Time for a…
Blast from the Pabst
When my son was, let’s say 12 (and we’re saying that because i have no idea how old he was), he belonged to a theater “club” that met every Saturday afternoon. The community center was 20 minutes away on foot, and after lunch i would walk him there, come back home for an hour, and then go back to pick him up.
One Saturday, my daughter (and if 12 is the age we’re going with for my son, we’re stuck with 10 for my daughter) decided to walk with me. As we approached the center, she wanted me to hide and surprise my son by showing up alone. i agreed and dutifully waited behind a bush to watch the scene play out.
My son exited the building and was obviously surprised to see my daughter unaccompanied. As they passed in front of my hiding place, i heard her explain that “Dad drank a lot of wine and fell asleep on the sofa, so I came to pick you up by myself.”

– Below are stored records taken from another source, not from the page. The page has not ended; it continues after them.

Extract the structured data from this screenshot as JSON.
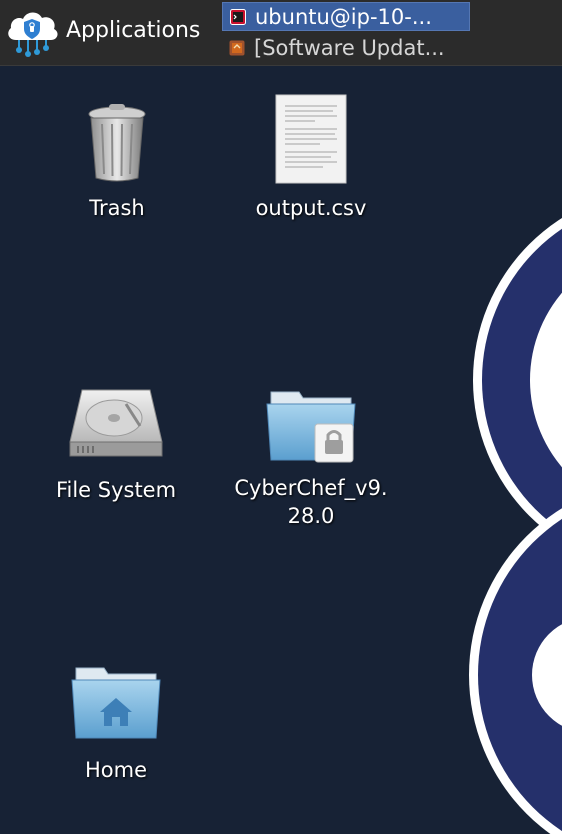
{
  "panel": {
    "app_menu_label": "Applications",
    "tasks": [
      {
        "label": "ubuntu@ip-10-...",
        "icon": "terminal-icon",
        "active": true
      },
      {
        "label": "[Software Updat...",
        "icon": "software-update-icon",
        "active": false
      }
    ]
  },
  "desktop": {
    "icons": [
      {
        "label": "Trash",
        "icon": "trash-icon"
      },
      {
        "label": "output.csv",
        "icon": "document-icon"
      },
      {
        "label": "File System",
        "icon": "hard-drive-icon"
      },
      {
        "label_line1": "CyberChef_v9.",
        "label_line2": "28.0",
        "icon": "locked-folder-icon"
      },
      {
        "label": "Home",
        "icon": "home-folder-icon"
      }
    ]
  },
  "colors": {
    "desktop_bg": "#172235",
    "panel_bg": "#2b2b2b",
    "active_task": "#3a5f9f",
    "wallpaper_ring": "#25306b"
  }
}
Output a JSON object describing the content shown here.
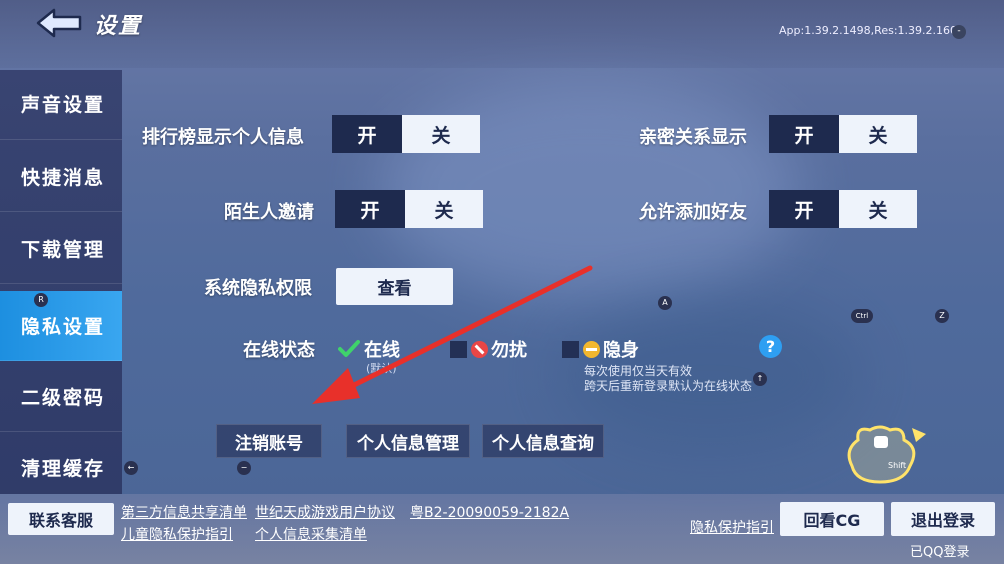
{
  "header": {
    "title": "设置",
    "version": "App:1.39.2.1498,Res:1.39.2.160",
    "version_badge": "-"
  },
  "sidebar": {
    "items": [
      {
        "label": "声音设置"
      },
      {
        "label": "快捷消息"
      },
      {
        "label": "下载管理"
      },
      {
        "label": "隐私设置"
      },
      {
        "label": "二级密码"
      },
      {
        "label": "清理缓存"
      }
    ],
    "key_hint": "R"
  },
  "privacy": {
    "rank_label": "排行榜显示个人信息",
    "intimacy_label": "亲密关系显示",
    "stranger_label": "陌生人邀请",
    "friend_label": "允许添加好友",
    "on_label": "开",
    "off_label": "关",
    "system_perm_label": "系统隐私权限",
    "view_button": "查看",
    "online_status_label": "在线状态",
    "status_online": "在线",
    "status_default": "(默认)",
    "status_dnd": "勿扰",
    "status_invisible": "隐身",
    "note_line1": "每次使用仅当天有效",
    "note_line2": "跨天后重新登录默认为在线状态",
    "help_glyph": "?",
    "cancel_account": "注销账号",
    "info_manage": "个人信息管理",
    "info_query": "个人信息查询"
  },
  "key_hints": {
    "a": "A",
    "ctrl": "Ctrl",
    "z": "Z",
    "up": "↑",
    "left": "←",
    "minus": "−",
    "shift": "Shift"
  },
  "footer": {
    "contact": "联系客服",
    "link_third_party": "第三方信息共享清单",
    "link_user_agreement": "世纪天成游戏用户协议",
    "link_license": "粤B2-20090059-2182A",
    "link_child_privacy": "儿童隐私保护指引",
    "link_info_collection": "个人信息采集清单",
    "link_privacy": "隐私保护指引",
    "replay_cg": "回看CG",
    "logout": "退出登录",
    "login_state": "已QQ登录"
  },
  "colors": {
    "accent": "#2e9ff2",
    "dark_toggle": "#1e2a4e",
    "light_toggle": "#eef3fb",
    "arrow": "#e8302a"
  }
}
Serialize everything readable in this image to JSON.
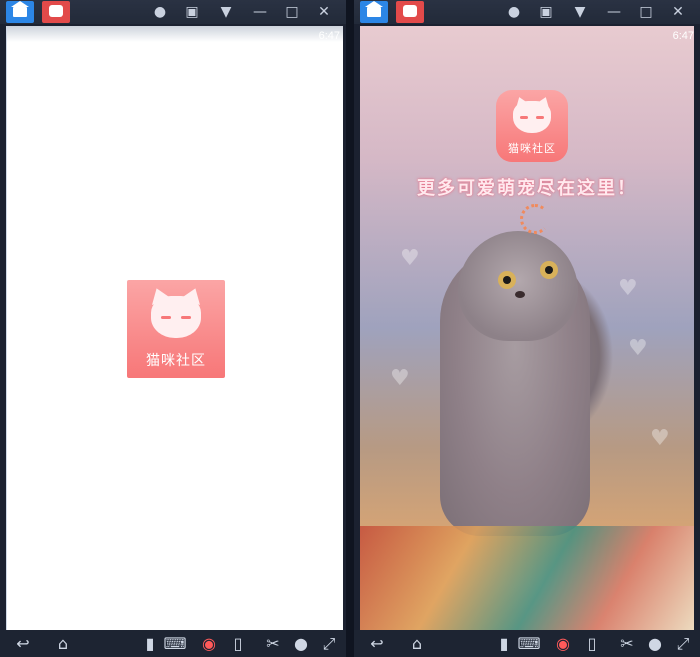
{
  "left_screen": {
    "status_time": "6:47",
    "logo_text": "猫咪社区"
  },
  "right_screen": {
    "status_time": "6:47",
    "logo_text": "猫咪社区",
    "slogan": "更多可爱萌宠尽在这里！"
  },
  "toolbar_icons": [
    "home-tab-icon",
    "app-tab-icon",
    "account-icon",
    "shirt-icon",
    "wifi-icon",
    "minimize-icon",
    "maximize-icon",
    "close-icon"
  ],
  "bottom_icons": [
    "back-icon",
    "home-icon",
    "rotate-icon",
    "keyboard-icon",
    "eye-icon",
    "phone-icon",
    "scissors-icon",
    "location-icon",
    "fullscreen-icon"
  ],
  "colors": {
    "logo_gradient_top": "#fba5a5",
    "logo_gradient_bottom": "#f77778",
    "home_tab": "#2c86e6",
    "app_tab": "#e24a4a",
    "chrome": "#222a39"
  }
}
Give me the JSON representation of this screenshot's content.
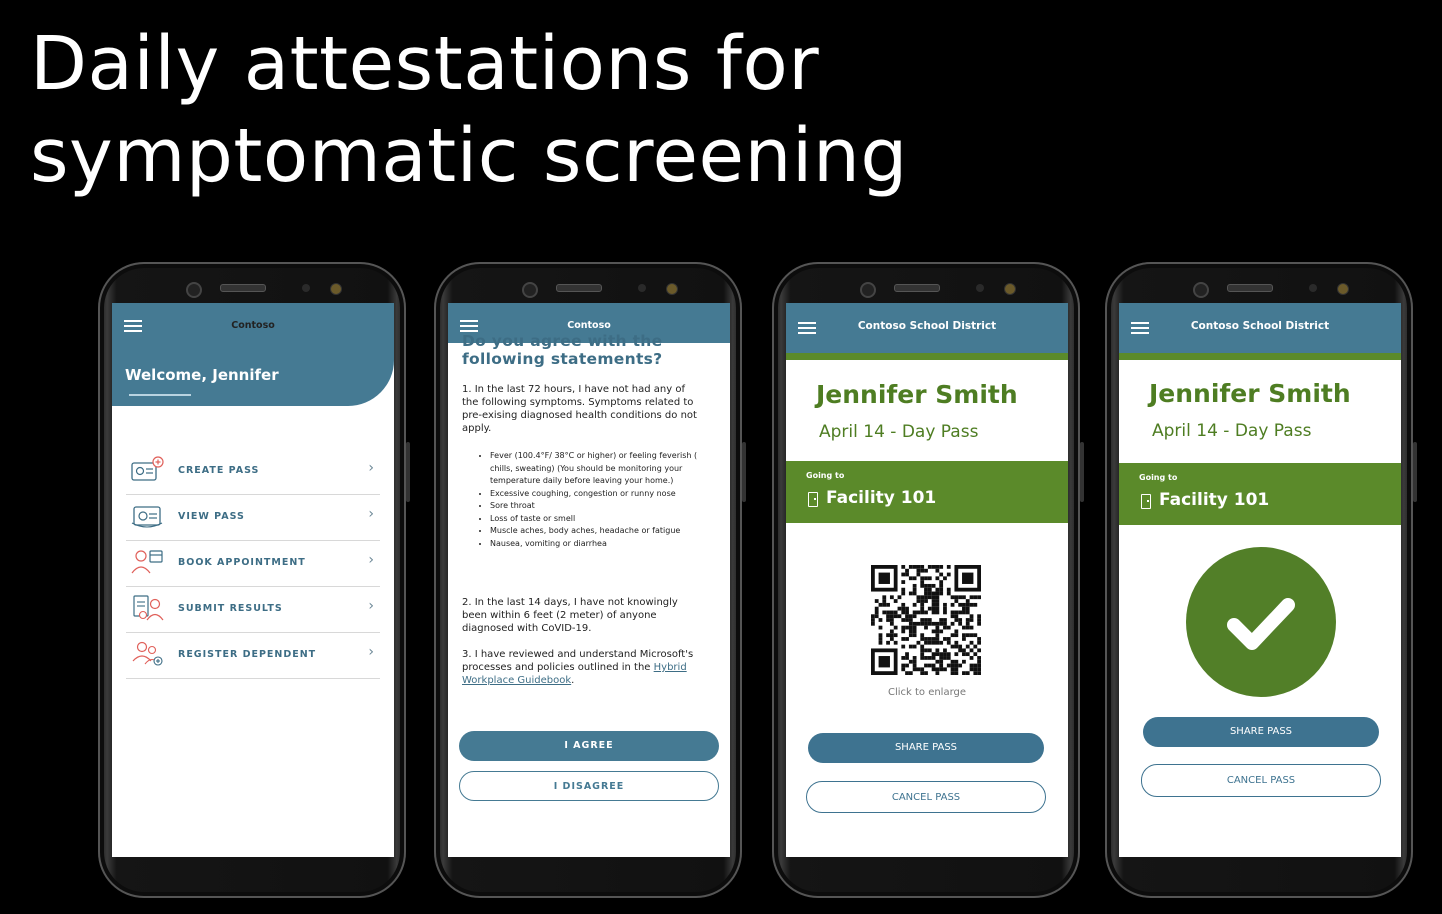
{
  "slide": {
    "title": "Daily attestations for symptomatic screening"
  },
  "phone1": {
    "app_title": "Contoso",
    "welcome": "Welcome, Jennifer",
    "menu": [
      {
        "label": "CREATE PASS",
        "icon": "create-pass-icon"
      },
      {
        "label": "VIEW PASS",
        "icon": "view-pass-icon"
      },
      {
        "label": "BOOK APPOINTMENT",
        "icon": "book-appointment-icon"
      },
      {
        "label": "SUBMIT RESULTS",
        "icon": "submit-results-icon"
      },
      {
        "label": "REGISTER DEPENDENT",
        "icon": "register-dependent-icon"
      }
    ]
  },
  "phone2": {
    "app_title": "Contoso",
    "question": "Do you agree with the following statements?",
    "statement1": "1.  In the last 72 hours, I have not had any of the following symptoms. Symptoms related to pre-exising diagnosed health conditions do not apply.",
    "symptoms": [
      "Fever (100.4°F/ 38°C or higher) or feeling feverish ( chills, sweating) (You should be monitoring your temperature daily before leaving your home.)",
      "Excessive coughing, congestion or runny nose",
      "Sore throat",
      "Loss of taste or smell",
      "Muscle aches, body aches, headache or fatigue",
      "Nausea, vomiting or diarrhea"
    ],
    "statement2": "2.   In the last 14 days, I have not knowingly been within 6 feet (2 meter) of anyone diagnosed with CoVID-19.",
    "statement3_prefix": "3.   I have reviewed and understand Microsoft's processes and policies outlined in the ",
    "statement3_link": "Hybrid Workplace Guidebook",
    "statement3_suffix": ".",
    "agree_label": "I AGREE",
    "disagree_label": "I DISAGREE"
  },
  "phone3": {
    "app_title": "Contoso School District",
    "name": "Jennifer Smith",
    "pass_date": "April 14 - Day Pass",
    "going_to_label": "Going to",
    "facility": "Facility 101",
    "enlarge_hint": "Click to enlarge",
    "share_label": "SHARE PASS",
    "cancel_label": "CANCEL PASS"
  },
  "phone4": {
    "app_title": "Contoso School District",
    "name": "Jennifer Smith",
    "pass_date": "April 14 - Day Pass",
    "going_to_label": "Going to",
    "facility": "Facility 101",
    "share_label": "SHARE PASS",
    "cancel_label": "CANCEL PASS"
  },
  "colors": {
    "teal": "#457a93",
    "green": "#5b8a2a",
    "dark_green": "#4e7d22"
  }
}
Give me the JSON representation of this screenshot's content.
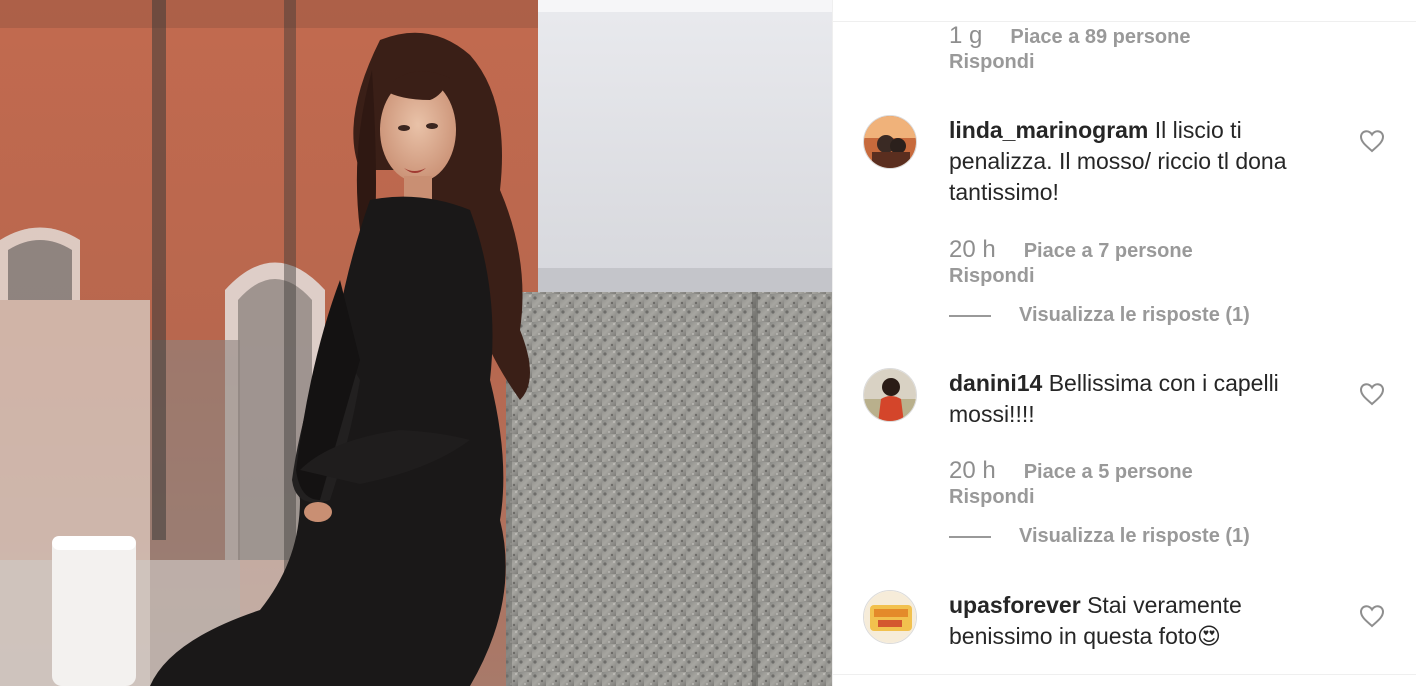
{
  "first_comment_tail": {
    "time": "1 g",
    "likes": "Piace a 89 persone",
    "reply_label": "Rispondi"
  },
  "comments": [
    {
      "username": "linda_marinogram",
      "text": "Il liscio ti penalizza. Il mosso/ riccio tl dona tantissimo!",
      "time": "20 h",
      "likes": "Piace a 7 persone",
      "reply_label": "Rispondi",
      "view_replies": "Visualizza le risposte (1)",
      "like_icon": "heart-outline-icon"
    },
    {
      "username": "danini14",
      "text": "Bellissima con i capelli mossi!!!!",
      "time": "20 h",
      "likes": "Piace a 5 persone",
      "reply_label": "Rispondi",
      "view_replies": "Visualizza le risposte (1)",
      "like_icon": "heart-outline-icon"
    },
    {
      "username": "upasforever",
      "text": "Stai veramente benissimo in questa foto😍",
      "like_icon": "heart-outline-icon"
    }
  ],
  "colors": {
    "text_primary": "#262626",
    "text_secondary": "#999999",
    "divider": "#efefef"
  }
}
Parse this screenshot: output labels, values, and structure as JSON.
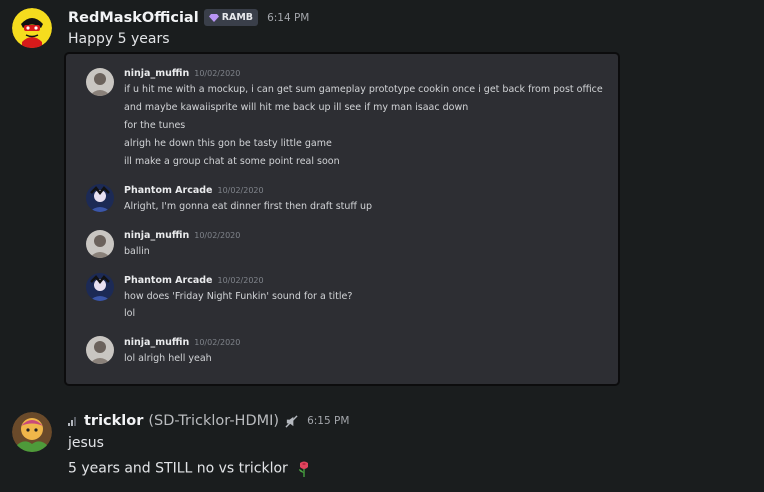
{
  "messages": [
    {
      "author": "RedMaskOfficial",
      "badge": "RAMB",
      "time": "6:14 PM",
      "lines": [
        "Happy 5 years"
      ]
    },
    {
      "author": "tricklor",
      "handle": "(SD-Tricklor-HDMI)",
      "time": "6:15 PM",
      "lines": [
        "jesus",
        "5 years and STILL no vs tricklor"
      ]
    }
  ],
  "embed": {
    "groups": [
      {
        "author": "ninja_muffin",
        "date": "10/02/2020",
        "lines": [
          "if u hit me with a mockup, i can get sum gameplay prototype cookin once i get back from post office",
          "and maybe kawaiisprite will hit me back up ill see if my man isaac down",
          "for the tunes",
          "alrigh he down this gon be tasty little game",
          "ill make a group chat at some point real soon"
        ]
      },
      {
        "author": "Phantom Arcade",
        "date": "10/02/2020",
        "lines": [
          "Alright, I'm gonna eat dinner first then draft stuff up"
        ]
      },
      {
        "author": "ninja_muffin",
        "date": "10/02/2020",
        "lines": [
          "ballin"
        ]
      },
      {
        "author": "Phantom Arcade",
        "date": "10/02/2020",
        "lines": [
          "how does 'Friday Night Funkin' sound for a title?",
          "lol"
        ]
      },
      {
        "author": "ninja_muffin",
        "date": "10/02/2020",
        "lines": [
          "lol alrigh hell yeah"
        ]
      }
    ]
  },
  "colors": {
    "background": "#1a1d1e",
    "embed_background": "#2d2e33",
    "badge_gem": "#b995f5",
    "avatar_yellow": "#f5dc1e",
    "avatar_red": "#d61a1a"
  },
  "icons": [
    "signal-bars-icon",
    "muted-speaker-icon",
    "rose-emoji-icon",
    "gem-icon"
  ]
}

And he believed her; after all, why wouldn’t he?
As telling as this story is, the footnote to this story occurred about two months after i went into recovery. i took both of the kids to a teen al-anon meeting at a church here, then waited for them in a cafe. When the meeting was over and we were riding the subway back home, i asked my son what he thought of the meeting and he said he felt that he didn’t really belong there. While other kids told traumatic stories of their parents’ drunken escapades, he said i’d done a rather good job of keeping my drinking from spilling over onto them.
i’ve been sober for over 19 months (still not long enough) and in that time i’ve tried to make up for my down time with my children. i find that i’m more present in my sobriety than i was when i was drinking, and that i have more energy to spend on them and more patience to accord them. i like to think we’re close (my son now lives with me and i have my daughter almost every weekend) and i see they are beginning to trust in my recovery. They are relaxed around me. They make jokes about subjects that could be sensitive considering my drinking life and my bottom, but they feel safe.
i want to be the perfect father. i will never ever be the prefect father. Right now, though, i’m a better father than i was, and my children need that a hell of a lot more than they need perfection.
They never stopped loving me, but now they can look up to me.